The loft I'm working on is 10 x 12. I got the outside done but am working on the inside.... the young bird section will be 12 x 4 and then there will be 2 sections that are 4 x 5. One for cocks and one for hens, then during the breeding season I'll open up a 2 ft. sliding door that connects the two sections to make one big 10 x 4 section for breeding. All in all basically I would suggest to make sliding doors between the sections to make it easier, and even bigger. A sliding door would do wonders for widowhood for old birds probably.

Sho


----------



## hillfamilyloft (Jun 22, 2005)

raftree3 said:


> Here's my deal. I have a small two section loft. Right now I'm using half for breeders and will use the other half to wean my early youngsters in. As time progresses I'll use the whole thing as my young bird loft. So my plan is to build another loft to fly old birds and as a breeding loft. I'm looking for suggestions as I make my plans.


Take a look at lovebirds loft. I think it is www.lovebirds.com


----------



## hillfamilyloft (Jun 22, 2005)

Try this again
www.lovebirdsloft.com


----------



## Lu_Funk (Jan 19, 2011)

How sliding doors is always a plus. It gives up more options if you ever need it down the road. Great way to go


----------



## TN_PIGEON (Aug 20, 2010)

Lu_Funk said:


> How sliding doors is always a plus. It gives up more options if you ever need it down the road. Great way to go



I agree (a little off topic, but not too far)
We had a house (human house ) with a few sliding doors. They were great (especially in the small areas of the house like the bathroom). 

I've always said if I ever build a house I'd like to use sliding/pocket doors in a few spots.


----------



## Andyfitz (May 29, 2010)

TN_PIGEON said:


> I agree (a little off topic, but not too far)
> We had a house (human house ) with a few sliding doors. They were great (especially in the small areas of the house like the bathroom).
> 
> I've always said if I ever build a house I'd like to use sliding/pocket doors in a few spots.

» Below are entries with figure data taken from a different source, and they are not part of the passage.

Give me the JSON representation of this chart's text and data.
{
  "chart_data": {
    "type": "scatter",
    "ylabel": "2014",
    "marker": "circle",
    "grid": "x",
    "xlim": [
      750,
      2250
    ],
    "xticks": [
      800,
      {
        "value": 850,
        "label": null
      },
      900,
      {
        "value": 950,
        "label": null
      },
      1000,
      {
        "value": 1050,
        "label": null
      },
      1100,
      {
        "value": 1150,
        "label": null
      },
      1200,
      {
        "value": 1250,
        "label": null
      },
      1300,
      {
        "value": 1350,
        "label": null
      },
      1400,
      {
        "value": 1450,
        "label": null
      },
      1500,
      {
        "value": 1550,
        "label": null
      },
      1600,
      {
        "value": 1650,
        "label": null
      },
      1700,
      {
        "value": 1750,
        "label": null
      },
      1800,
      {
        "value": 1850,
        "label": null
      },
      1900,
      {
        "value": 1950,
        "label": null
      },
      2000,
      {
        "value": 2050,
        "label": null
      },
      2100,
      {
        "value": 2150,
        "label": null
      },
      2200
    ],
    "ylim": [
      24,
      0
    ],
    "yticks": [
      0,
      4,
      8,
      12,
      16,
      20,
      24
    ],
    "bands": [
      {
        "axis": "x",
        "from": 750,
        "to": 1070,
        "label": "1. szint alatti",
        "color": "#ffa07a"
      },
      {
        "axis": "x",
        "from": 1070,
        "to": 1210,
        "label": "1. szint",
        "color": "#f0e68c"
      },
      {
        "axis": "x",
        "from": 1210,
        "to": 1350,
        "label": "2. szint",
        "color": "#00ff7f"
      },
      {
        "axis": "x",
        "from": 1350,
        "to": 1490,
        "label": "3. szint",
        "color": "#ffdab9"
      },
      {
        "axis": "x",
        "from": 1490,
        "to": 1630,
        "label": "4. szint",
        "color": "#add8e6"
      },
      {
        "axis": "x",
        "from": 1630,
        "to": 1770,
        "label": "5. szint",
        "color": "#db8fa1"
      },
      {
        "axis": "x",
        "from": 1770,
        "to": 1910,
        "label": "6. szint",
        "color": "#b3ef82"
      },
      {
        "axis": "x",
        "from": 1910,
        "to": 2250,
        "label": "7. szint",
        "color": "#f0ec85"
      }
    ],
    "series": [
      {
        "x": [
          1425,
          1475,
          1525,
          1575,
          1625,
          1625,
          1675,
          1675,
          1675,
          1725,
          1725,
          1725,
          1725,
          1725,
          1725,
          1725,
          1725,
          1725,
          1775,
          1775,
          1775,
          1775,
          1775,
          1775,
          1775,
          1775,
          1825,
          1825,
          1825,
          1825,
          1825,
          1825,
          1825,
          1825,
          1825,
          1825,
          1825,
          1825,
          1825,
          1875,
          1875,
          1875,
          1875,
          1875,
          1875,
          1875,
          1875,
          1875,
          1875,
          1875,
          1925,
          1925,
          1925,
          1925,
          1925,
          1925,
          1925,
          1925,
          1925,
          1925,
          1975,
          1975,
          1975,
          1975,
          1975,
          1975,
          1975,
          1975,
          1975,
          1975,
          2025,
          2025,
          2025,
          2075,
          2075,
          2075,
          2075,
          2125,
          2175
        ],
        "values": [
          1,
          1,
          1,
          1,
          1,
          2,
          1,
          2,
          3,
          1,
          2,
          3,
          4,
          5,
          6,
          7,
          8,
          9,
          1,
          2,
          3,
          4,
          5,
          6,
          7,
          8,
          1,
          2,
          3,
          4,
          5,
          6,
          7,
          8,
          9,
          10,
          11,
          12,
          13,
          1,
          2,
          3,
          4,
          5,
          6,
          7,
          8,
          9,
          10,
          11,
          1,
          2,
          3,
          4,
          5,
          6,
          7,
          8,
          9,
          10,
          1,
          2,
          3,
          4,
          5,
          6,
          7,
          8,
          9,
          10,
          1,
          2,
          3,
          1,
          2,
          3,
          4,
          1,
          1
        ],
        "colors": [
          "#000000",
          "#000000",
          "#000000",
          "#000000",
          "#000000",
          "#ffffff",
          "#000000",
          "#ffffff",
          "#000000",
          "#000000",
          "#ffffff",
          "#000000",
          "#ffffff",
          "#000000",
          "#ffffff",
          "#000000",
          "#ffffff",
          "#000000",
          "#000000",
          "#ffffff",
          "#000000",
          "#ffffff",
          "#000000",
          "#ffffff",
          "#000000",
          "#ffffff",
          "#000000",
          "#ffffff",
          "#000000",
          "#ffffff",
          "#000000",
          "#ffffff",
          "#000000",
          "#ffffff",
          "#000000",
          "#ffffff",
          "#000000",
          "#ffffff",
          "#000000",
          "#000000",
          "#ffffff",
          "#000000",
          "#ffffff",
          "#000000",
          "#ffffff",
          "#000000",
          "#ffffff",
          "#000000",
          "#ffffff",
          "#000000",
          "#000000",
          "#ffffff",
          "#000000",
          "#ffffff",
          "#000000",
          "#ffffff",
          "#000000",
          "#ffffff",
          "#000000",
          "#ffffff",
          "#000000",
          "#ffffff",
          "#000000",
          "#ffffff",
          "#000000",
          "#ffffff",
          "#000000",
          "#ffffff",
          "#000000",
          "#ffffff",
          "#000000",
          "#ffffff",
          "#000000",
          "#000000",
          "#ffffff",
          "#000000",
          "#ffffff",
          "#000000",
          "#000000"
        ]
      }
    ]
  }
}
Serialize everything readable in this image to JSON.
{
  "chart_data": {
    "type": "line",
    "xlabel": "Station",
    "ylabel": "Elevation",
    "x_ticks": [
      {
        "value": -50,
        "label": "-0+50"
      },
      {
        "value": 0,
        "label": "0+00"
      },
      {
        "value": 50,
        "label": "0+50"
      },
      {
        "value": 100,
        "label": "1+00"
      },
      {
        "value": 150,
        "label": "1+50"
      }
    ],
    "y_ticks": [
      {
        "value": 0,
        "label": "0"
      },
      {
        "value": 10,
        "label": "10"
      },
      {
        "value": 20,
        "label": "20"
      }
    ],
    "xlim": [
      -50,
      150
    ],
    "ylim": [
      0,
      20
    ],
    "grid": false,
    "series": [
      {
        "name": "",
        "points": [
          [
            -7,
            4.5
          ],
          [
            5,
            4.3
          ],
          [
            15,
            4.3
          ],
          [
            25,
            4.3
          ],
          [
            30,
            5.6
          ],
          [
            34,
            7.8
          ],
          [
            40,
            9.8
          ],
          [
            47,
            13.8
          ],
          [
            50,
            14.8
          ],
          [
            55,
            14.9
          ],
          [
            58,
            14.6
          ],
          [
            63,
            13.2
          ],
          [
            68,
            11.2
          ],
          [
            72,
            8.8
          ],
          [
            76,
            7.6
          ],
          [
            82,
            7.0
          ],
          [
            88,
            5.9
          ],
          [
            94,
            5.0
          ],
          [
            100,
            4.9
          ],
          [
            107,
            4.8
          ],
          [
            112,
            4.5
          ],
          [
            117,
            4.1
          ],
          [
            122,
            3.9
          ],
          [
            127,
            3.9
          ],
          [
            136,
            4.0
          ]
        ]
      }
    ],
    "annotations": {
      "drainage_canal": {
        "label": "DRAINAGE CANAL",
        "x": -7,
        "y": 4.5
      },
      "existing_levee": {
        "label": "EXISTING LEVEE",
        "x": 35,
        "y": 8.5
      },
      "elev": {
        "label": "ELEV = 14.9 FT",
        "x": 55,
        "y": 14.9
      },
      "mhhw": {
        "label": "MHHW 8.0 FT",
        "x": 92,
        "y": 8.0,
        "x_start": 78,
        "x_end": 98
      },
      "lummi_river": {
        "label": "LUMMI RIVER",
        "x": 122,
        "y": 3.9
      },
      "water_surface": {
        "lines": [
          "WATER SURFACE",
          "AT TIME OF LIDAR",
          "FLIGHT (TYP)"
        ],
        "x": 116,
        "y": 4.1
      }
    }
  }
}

any plans or scetches you have on sliding doors? my loft is 3 sections one 6x8 and 2 5x5. I was thinking about taking out the back hallway and making the 2 sections 5x8 and using sliding doors to get in each section


----------



## TN_PIGEON (Aug 20, 2010)

Andyfitz said:


> any plans or scetches you have on sliding doors? my loft is 3 sections one 6x8 and 2 5x5. I was thinking about taking out the back hallway and making the 2 sections 5x8 and using sliding doors to get in each section


You can buy sliding door kits at local hardware stores.


----------